Recounting his sufferings, Paul explains that he counted all his “gains” as nothing, “that I may know Him and the power of His resurrection, and the fellowship of His sufferings, being conformed to His death, if, by any means, I may attain to the resurrection from the dead” (Phil. 3:10-11).

Because of Jesus’ resurrection, we are called to a higher purpose than the life of this world.

What does this mean for chronic illness?

Are you so focused on earthly, visible things–like your failing body–that you forget the glorious, invisible reality you’re living? Even with the limitations of your health, are you investing in God’s Kingdom? Despite the sorrows of your pain and brokenness, are you embracing the joy of your higher calling?

When you’re discouraged by your chronic illness, remember that your imperfect body is just part of this imperfect world that will someday pass away (Rev. 21:1). Rejoice in the abundant, more-than-this life Jesus has given you (Jn. 10:10). And rest in the promise that God is using your chronic illness for a higher purpose (Ro. 8:28).

4. We Will Get New Bodies

Along with showing us the importance of the resurrection, 1 Corinthians 15 is one of Scripture’s most encouraging passages for us with chronic illness:

The body is sown in corruption, it is raised in incorruption. It is sown in dishonor, it is raised in glory. It is sown in weakness, it is raised in power. It is sown a natural body, it is raised a spiritual body. . . . And as we have borne the image of the man of dust, we shall also bear the image of the heavenly Man. . . .

For the trumpet will sound, and the dead will be raised incorruptible, and we shall be changed. For this corruptible must put on incorruption, and this mortal must put on immortality. 

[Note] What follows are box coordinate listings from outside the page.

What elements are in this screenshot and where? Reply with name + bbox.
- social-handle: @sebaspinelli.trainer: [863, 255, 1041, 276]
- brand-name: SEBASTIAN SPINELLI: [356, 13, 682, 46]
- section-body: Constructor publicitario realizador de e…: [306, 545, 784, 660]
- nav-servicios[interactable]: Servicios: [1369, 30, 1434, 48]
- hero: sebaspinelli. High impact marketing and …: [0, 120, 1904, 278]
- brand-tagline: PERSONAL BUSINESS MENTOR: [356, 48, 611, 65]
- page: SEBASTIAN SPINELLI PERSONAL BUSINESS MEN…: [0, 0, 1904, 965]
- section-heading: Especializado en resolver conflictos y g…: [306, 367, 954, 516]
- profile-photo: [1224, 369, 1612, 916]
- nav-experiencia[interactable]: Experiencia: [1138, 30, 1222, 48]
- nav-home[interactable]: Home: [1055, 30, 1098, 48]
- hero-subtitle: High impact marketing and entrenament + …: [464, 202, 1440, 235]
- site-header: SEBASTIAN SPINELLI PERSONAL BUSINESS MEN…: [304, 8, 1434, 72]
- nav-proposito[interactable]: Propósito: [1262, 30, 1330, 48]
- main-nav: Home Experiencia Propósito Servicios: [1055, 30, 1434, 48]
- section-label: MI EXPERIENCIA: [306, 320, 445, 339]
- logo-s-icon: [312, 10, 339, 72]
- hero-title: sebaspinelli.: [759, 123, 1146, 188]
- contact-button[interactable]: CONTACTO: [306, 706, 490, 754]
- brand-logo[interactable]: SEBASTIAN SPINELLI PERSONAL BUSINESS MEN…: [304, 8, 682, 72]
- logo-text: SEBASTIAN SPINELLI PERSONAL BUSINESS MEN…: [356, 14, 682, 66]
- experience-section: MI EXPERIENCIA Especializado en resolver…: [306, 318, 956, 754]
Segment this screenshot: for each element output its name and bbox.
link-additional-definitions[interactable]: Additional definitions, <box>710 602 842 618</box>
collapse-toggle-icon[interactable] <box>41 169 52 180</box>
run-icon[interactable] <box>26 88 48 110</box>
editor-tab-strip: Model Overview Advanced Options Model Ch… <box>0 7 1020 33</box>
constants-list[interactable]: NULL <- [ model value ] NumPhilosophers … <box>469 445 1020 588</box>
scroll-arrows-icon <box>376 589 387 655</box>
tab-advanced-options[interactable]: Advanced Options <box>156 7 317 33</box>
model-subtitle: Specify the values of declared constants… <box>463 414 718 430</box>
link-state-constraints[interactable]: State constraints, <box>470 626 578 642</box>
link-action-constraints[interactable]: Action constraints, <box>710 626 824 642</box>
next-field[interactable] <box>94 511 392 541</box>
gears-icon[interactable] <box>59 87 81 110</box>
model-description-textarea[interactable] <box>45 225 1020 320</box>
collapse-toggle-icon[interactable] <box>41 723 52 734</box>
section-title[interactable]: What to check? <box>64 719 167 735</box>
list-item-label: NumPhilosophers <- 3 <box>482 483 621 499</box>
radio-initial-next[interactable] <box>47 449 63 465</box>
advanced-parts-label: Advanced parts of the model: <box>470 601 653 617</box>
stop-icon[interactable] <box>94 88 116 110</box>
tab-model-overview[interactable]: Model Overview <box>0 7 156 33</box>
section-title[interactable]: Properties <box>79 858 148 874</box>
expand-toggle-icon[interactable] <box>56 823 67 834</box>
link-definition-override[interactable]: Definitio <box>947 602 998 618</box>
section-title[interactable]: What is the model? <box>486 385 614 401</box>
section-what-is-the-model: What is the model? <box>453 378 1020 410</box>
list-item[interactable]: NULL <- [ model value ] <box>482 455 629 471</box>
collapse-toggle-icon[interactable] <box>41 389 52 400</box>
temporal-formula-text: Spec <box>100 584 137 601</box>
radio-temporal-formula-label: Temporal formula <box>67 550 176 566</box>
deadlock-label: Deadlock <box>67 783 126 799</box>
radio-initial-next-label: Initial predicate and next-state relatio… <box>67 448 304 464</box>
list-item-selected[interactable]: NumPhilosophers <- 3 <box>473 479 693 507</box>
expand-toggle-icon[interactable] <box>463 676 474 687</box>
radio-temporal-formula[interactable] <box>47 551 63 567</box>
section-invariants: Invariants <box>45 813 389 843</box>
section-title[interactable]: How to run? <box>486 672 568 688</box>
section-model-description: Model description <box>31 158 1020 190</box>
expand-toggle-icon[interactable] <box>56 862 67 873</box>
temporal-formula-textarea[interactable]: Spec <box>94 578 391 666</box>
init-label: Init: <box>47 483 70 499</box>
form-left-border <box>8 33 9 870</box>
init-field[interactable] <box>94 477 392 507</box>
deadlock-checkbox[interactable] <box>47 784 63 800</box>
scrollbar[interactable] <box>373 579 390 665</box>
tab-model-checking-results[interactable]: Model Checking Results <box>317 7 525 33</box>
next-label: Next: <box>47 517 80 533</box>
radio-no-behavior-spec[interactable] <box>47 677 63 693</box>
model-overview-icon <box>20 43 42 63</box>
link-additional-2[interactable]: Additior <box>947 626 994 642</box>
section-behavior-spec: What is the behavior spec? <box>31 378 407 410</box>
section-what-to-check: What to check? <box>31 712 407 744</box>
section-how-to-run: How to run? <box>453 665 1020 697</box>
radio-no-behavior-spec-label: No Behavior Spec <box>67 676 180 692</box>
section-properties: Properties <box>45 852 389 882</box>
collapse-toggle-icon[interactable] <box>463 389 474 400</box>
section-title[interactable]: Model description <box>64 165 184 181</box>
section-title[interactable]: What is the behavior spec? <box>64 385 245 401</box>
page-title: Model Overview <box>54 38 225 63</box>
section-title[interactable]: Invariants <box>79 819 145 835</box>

1 Corinthians 15:42-44, 49, 52-53

In his sequel letter to the Corinthians, Paul uses the imagery of tents (temporary dwellings) and houses (permanent habitations) to communicate the promise that waits for us:

For we know that if our earthly house, this tent, is destroyed, we have a building from God, a house not made with hands, eternal in the heavens. For in this we groan, earnestly desiring to be clothed with our habitation which is from heaven, if indeed, having been clothed, we shall not be found naked. For we who are in this tent groan, being burdened, not because we want to be unclothed, but further clothed, that mortality may be swallowed up by life.

2 Corinthians 5:1-4

The last book of the Bible gives us a preview of the beautiful proclamation God will give from His throne at the end–and the beginning–of all things:

“Behold, I make all things new.”

Revelation 21:5

All things–including our bodies. Amen!

What does this mean for chronic illness?

Your broken, failing body is not meant to last forever. Someday God will provide perfect healing and grant you a new, incorruptible body just like Jesus’ glorified, resurrected body.

Hold on to this hope and let it carry you through the hard days.